Dia, si pria cebol itu yang tingginya menurutku tidak sampai 1 meter itu tersenyum kearahku dan mengulurkan tangannya.

"Yeah, dia sekarang sudah sah menjadi suamiku dan aku harus salim kepadanya," gumamku dalam hati dan mencium punggung tangannya.

Acara akad nikah sudah selesai, aku buru-buru masuk ke dalam kamar. Dan ibu membuntutiku dari belakang.

"Zil, istirahat lah dulu sejenak. Jam 15.00 nanti tukang rias akan datang untuk acara resepsi nanti sore." Ibu duduk di sampingku.

"Udah deh, Bu. Jangan pakai acara resepsi lagi lah, aku capek jadi tontonan semua orang."

"Jangan begitu, Zilla. Semuanya sudah dipersiapkan. Ibu mohon sama kamu jangan kecewakan Ibu, Nak."

"Bu, Zilla malu jadi ejekan semua orang. Liat aja tadi pas acara akad nikah, orang yang tidak diundang pun hadir. Semua tidak mau terlewatkan menyaksikan pernikahan aneh ini. Aku gadis dengan tinggi 170 cm bersanding dengan pria yang tingginya cuma 90 cm. Ini adalah hari terburuk dalam hidupku." Aku memukuli kasur dengan kesalnya.

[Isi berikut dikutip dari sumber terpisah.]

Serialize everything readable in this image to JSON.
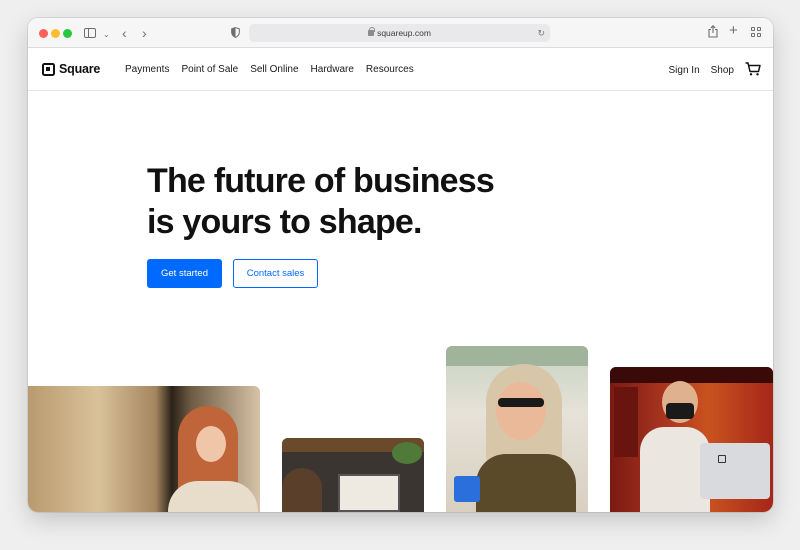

"Semuanya sudah dipersiapkan, sayang. Cetering makanan, pelaminan pernikahan dan undangan pun sudah tersebar. Ibu mohon sayang, penuhi permintaan terakhir ini. Ibu janji ini tidak akan memaksakan kehendak lagi padamu."

"Termasuk tidak akan menyuruhku menjadi istri yang baik untuk pria cebol itu kan, Bu?" Aku menatap tajam mata ibu.

"Jangan panggil dia pria cebol, Nak. Namanya Muhammad Syafril. Sebut dia Mas Syafril!"

"Iya bu, iya. Aku tahu namanya Syafril. Tapi jawab dulu pertanyaanku?"

Dengan menelan ludah dan membalas tatapan tajamku, "Iya," jawab ibuku.

Dari pukul 16.30 - 20.00 aku duduk di pelaminan bersanding dengan pria cebol itu dan pura-pura bahagia.

Menjawab ucapan doa dari para tamu yang menyalami kami, "Selamat ya, semoga jadi keluarga yang sakinah mawadah warahmah."

"Selamat ya, semoga cepat dikaruniai momongan."

"Selamat ya, semoga kekal sampai kakek nenek."

Kujawab dengan anggukan kepala saja dan tersenyum tipis. Seperti acara akad nikah tadi pagi juga, tamu undangan sama membludaknya. Sampai-sampai bagian konsumsi kewalahan dan harus membeli makanan dari luar. Itu kulihat dari Bulek Santi dan Paklek Widi yang tergopoh-gopoh pergi dan datang kembali membawa banyak beban.

Kulirik ke arah kiri, Ibu dan Bang Fraditya tersenyum puas dan bangga sekali duduk di kursi pelaminan mendampingiku.

Kulirik ke sebelah kanan, kedua mertua pun tak kalah bahagianya dengan keluargaku. Apalagi pria yang sedang bersanding denganku sekarang, senyumnya selalu mengembang. Walaupun dia harus berdiri di atas kursi pengantin kami jika ada ada tamu undangan yang ingin bersalaman.

Acara resepsi pun selesai. Setelah mengganti pakaian pengantin yang berat itu, aku menghapus dandanan tebal di wajah. Kepalaku sakit sekali karena mahkota yang ku kenakan sepanjang acara.

"Ternyata jadi pengantin itu berat, aku gak akan kuat kalau bukan karena paksaan." Aku meringis menatap diri di depan cermin kamar.

Pikiranku pun melayang ke pertengkaran 2 minggu yang lalu bersama ibu dan bang Fraditya.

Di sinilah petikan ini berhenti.